13) A particle of unit mass undergoes one-dimensional motion such that its velocity varies according to $v(x)=\beta x^{-2n}$, where $\beta$ and $n$ are constants and $x$ is the position of the particle. The acceleration of the particle as a function of $x$ is given by

1) $-2 n \beta^2 x^{-2n-1}$

2) $-2 n \beta^2 x^{-4n-1}$

3) $-2 n \beta^2 x^{-2n+1}$

4) $-2 n \beta^2 x^{-4n+1}$

Hint: $$v(x)=\beta x^{-2n}$$$$a=v \frac{dv}{dx}=\left[\beta x^{-2n}\right] \frac{d\left(\beta x^{-2n}\right)}{dx}$$$$=\beta x^{-2n}\left[\beta(-2n) x^{-2n-1}\right]$$$$=-2 n \beta^2 x^{-2n-1-2n}=-2 n \beta^2 x^{-4n-1}$$

14) A particle moves in a straight line, its position (in m ) as function of time is given by $x=(at)^2+b$. What is average velocity in time interval $t=3 \text{ sec}$ to $t=5 \text{ sec}$? (where $a$ and $b$ are constants and $a=1 \text{ m/s}^2, b=1 \text{ m}$)

1) $8 \text{ m/s}$

2) $5 \text{ m/s}$

3) $10 \text{ m/s}$

4) $12 \text{ m/s}$

Hint: $$t_1=3 \text{ s}$$$$x_1=[1 \times(3)^2]+1=10$$$$t_2=35 \text{ s}$$$$x_2=[1 \times(5)^2]+1=26$$$$v_{av}=\frac{x_2-x_1}{t_2-t_1}=\frac{26-10}{5-3}=\frac{16}{2}=8 \text{ m/s}$$

15) The position of a particle moving on x -axis is given by, $x=At^3+Bt^2+Ct+D$. The numerical value of $A, B, C, D$ are $1,4,-2$ and $5$ respectively and S.I. units are used. What is the velocity of the particle at $t=4 \text{ s}$?

1) $78 \text{ m/s}$

2) $87 \text{ m/s}$

3) $68 \text{ m/s}$

4) $97 \text{ m/s}$

Hint: $$x=At^3+Bt^2+Ct+D$$$$v=\frac{dx}{dt}=3 At^2+2 Bt+C$$At $t=4 \text{ s}$$$$v=(3 \times 1 \times 16)+(2 \times 4 \times 4)+(-2)=48+32-2=78 \text{ m/s}$$

16) A particle is moving in a straight line under retardation $a=\lambda v$, where $\lambda$ is constant. If $v_0$ is the initial velocity, after how much time the velocity of particle will be $v_0/4$?

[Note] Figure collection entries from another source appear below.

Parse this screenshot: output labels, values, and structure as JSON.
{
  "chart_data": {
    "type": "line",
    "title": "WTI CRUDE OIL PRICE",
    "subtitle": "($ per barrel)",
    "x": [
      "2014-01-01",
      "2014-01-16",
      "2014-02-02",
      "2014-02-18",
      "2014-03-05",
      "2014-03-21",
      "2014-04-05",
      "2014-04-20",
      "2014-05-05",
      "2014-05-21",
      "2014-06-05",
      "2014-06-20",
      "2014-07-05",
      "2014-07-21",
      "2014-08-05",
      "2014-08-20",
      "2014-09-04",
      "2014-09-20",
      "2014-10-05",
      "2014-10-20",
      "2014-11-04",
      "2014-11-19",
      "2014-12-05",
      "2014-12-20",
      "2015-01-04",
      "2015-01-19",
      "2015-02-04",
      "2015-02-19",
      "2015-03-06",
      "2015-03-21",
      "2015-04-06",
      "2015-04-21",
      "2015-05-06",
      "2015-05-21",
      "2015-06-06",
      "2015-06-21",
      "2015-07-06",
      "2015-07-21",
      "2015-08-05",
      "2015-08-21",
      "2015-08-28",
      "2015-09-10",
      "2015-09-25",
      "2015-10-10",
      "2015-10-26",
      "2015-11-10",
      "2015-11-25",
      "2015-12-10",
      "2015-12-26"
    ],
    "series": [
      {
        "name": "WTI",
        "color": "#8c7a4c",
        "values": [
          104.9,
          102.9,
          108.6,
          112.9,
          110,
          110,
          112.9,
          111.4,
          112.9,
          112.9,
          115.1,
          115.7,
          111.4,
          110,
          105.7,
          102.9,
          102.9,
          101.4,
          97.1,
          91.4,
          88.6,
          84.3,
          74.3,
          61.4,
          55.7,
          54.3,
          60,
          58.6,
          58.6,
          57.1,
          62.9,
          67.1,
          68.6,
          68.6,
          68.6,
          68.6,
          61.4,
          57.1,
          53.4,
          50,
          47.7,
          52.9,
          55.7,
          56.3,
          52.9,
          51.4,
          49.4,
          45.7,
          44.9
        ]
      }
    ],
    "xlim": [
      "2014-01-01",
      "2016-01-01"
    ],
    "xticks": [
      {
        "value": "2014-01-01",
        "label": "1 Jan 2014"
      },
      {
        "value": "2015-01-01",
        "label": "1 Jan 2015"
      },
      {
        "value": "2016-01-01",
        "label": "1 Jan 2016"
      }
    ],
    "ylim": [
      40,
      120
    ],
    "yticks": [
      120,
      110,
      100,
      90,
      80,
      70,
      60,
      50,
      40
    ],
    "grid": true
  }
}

1) $\frac{\ln 2}{\lambda}$

2) $\frac{2 \ln 2}{\lambda}$

3) $\frac{3 \ln 2}{\lambda}$

4) $\frac{\ln 2}{2 \lambda}$

Hint: $$a=\frac{dv}{dt}=-\lambda v$$$$\int_{v_0}^{v} \frac{dv}{v}=-\lambda \int_{0}^{t} dt$$$$v=v_0 e^{-\lambda t}$$$$\frac{v_0}{4}=v_0 e^{-\lambda t}$$$$e^{\lambda t}=4$$$$t=\frac{\ln 4}{\lambda}=\frac{2 \ln 2}{\lambda}$$

17) The acceleration a (in $ms^{-2}$ ) of a body, starting from rest varies with time t (in s) following the equation, $a=3 t+4$. The velocity of the body at time $t=2 \text{ s}$ will be

1) $10 \text{ m/s}$

2) $18 \text{ m/s}$

3) $14 \text{ m/s}$

4) $26 \text{ m/s}$

Hint: $$a=\frac{dv}{dt}=3 t+4$$$$\int_{0}^{v} dv=\int_{0}^{2}(3 t+4) dt=\left[\frac{3 t^2}{2}+4 t\right]_{0}^{2}=6+8=14 \text{ m/s}$$

18) If the velocity of a particle is $v=At+Bt^2$, where A and B are constants, then the distance travelled by it between $1 \text{ s}$ and $2 \text{ s}$ is

1) $\frac{3}{2} A+4 B$

2) $3 A+7 B$

3) $\frac{3}{2} A+\frac{7}{3} B$

4) $\frac{A}{2}+\frac{B}{3}$

Hint: $$v=\frac{dx}{dt}=At+Bt^2$$$$\int_{0}^{x} dx=\int_{1}^{2}(At+Bt^2) dt=\left[\frac{At^2}{2}+\frac{Bt^3}{3}\right]_{1}^{2}$$$$x=\frac{A}{2}[(2)^2-(1)^2]+\frac{B}{3}[(2)^3-(1)^3]=\frac{3}{2} A+\frac{7}{3} B$$

19) A particle starts from rest. Its acceleration (a) versus time (t) graph is as shown in the figure. The maximum speed of the particle will be

1) $110 \text{ m/s}$

2) $55 \text{ m/s}$

3) $550 \text{ m/s}$

4) $660 \text{ m/s}$

Hint: The area under the acceleration-time graph gives change in velocity. Since, particle starts with $u=0$, therefore$$\text{Change in velocity}=\text{area under a-t graph}$$$$v_{max}-0=\frac{1}{2} \times 10 \times 11$$$$v_{max}-0=55 \text{ m/s}$$